A Constant-Pressure Hydraulic PTO System for a Wave Energy Converter Based on a Hydraulic Transformer and Multi-Chamber Cylinder

Abstract

This paper presents a constant-pressure hydraulic PTO system that can convert stored pressure energy into electrical energy at a stable speed through hydraulic motors and generators. A multi-chamber cylinder can be connected to the main power generation circuit by check valves, and the motor displacement can be controlled by a fuzzy controller to maintain the main power generation circuit under stable pressure. The hydraulic transformer can control the forces applied to the floater. The hydrodynamic parameters of the floater are calculated by AQWA, and the optimal PTO damping of the hydraulic system is analyzed as the target of transformer control. MATLAB/Simulink and AMESim are used to carry out the co-simulation. Three kinds of wave elevation time-series for the specific state are designed for the simulation.
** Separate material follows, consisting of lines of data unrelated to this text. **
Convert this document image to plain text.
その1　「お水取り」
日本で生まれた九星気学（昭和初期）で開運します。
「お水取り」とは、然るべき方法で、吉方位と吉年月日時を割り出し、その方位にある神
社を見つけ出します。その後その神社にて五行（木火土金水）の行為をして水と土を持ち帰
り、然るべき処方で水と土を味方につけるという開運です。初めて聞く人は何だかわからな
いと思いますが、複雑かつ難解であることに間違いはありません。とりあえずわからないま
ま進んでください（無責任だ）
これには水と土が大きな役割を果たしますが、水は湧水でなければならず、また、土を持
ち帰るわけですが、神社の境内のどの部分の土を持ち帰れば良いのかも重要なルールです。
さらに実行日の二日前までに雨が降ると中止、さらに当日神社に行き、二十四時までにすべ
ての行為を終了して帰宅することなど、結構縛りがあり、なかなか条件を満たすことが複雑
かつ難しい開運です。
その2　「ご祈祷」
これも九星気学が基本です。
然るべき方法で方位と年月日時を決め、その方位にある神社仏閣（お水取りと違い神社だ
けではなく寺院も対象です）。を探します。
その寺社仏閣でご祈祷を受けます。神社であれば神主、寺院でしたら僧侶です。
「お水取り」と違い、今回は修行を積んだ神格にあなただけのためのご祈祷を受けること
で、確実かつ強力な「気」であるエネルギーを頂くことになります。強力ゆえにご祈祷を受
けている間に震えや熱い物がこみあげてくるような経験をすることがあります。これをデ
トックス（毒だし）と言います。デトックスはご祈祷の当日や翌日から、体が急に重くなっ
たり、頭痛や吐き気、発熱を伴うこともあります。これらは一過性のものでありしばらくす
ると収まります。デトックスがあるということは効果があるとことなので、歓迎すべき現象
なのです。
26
In the co-simulation, three approaches are carried out for the simulation including no control strategy, fuzzy control with a fixed transformer ratio, and fuzzy control with a variable transformer ratio. Under the fuzzy control with a fixed transformer ratio, the floater displacement and captured energy do not increase significantly, but the oil pressure fluctuation is very stable, which indicates that the fuzzy controller maintains the stability of the main power circuit. While under fuzzy control with a variable transformer ratio, the power generation is not larger than those under no control strategy or fuzzy control with a fixed transformer ratio, which proves that this hydraulic transformer concept is less efficient.